By contrast, transfection of hu-SCs with increasing PAX7 doses up to 6 µg resulted in increased myogenin (mRNA and protein) and cyclin D1 levels (Fig. 5F,G), whereas upon transfection with 9 µg PAX7 a substantial decrease in cyclin D1 (Fig. 5F) was detected along with remarkably low myogenin mRNA and protein levels relative to the control, as investigated by real-time PCR (Fig. 5F), western blotting (Fig. 5G) and analysis of myogenin-luc reporter gene expression (Fig. 5H). Interestingly, recent work has shown that transfection of C2C12 myoblasts with Pax7 or dominant-negative Pax7 results in an enhanced and reduced transcription of Myog, respectively, compared with controls (Calhabeu et al., 2013). We show here that up to a certain level, in hu-SCs, PAX7 normally upregulates myogenin, whereas above a critical level of abundance, PAX7 downregulates myogenin (Fig. 5F–H). Thus, PAX7 and myogenin reciprocally regulate their expression levels in a biphasic manner in normal myoblasts. In addition, in hu-SCs ectopic PAX7 decreased RAGE mRNA and protein dose dependently (Fig. 5F,G), increased MYOD1 levels at 1 and 3 µg, and substantially decreased it at 9 µg, and decreased MyoD dose dependently (Fig. 5F,G). The dose-dependent decrease in MyoD, as opposed to the biphasic change in MYOD1 detected in PAX7-transfected hu-SCs, likely reflects transcriptional (Fig. 5E) and post-translational (Olguin et al., 2007) regulatory mechanisms.

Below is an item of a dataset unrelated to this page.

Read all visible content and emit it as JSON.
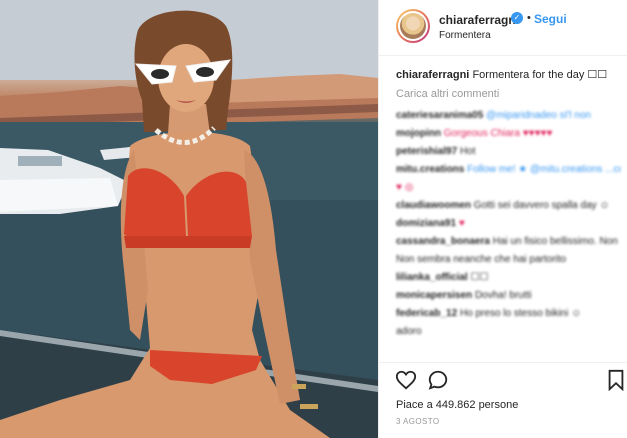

Collectively, our results suggested that: (1) ERMS cell proliferation and survival require a certain amount of PAX7; (2) PAX7 enhances ERMS cell proliferation by reducing MyoD levels in a proteasome-dependent manner; and (3) low or absent RAGE signaling in ERMS cells alters the relative abundances of PAX7, MyoD and myogenin, with a prevalence of PAX7 over MyoD and myogenin, which leads to enhanced proliferation and defective differentiation, similar to in Ager−/− myoblasts (Riuzzi et al., 2012).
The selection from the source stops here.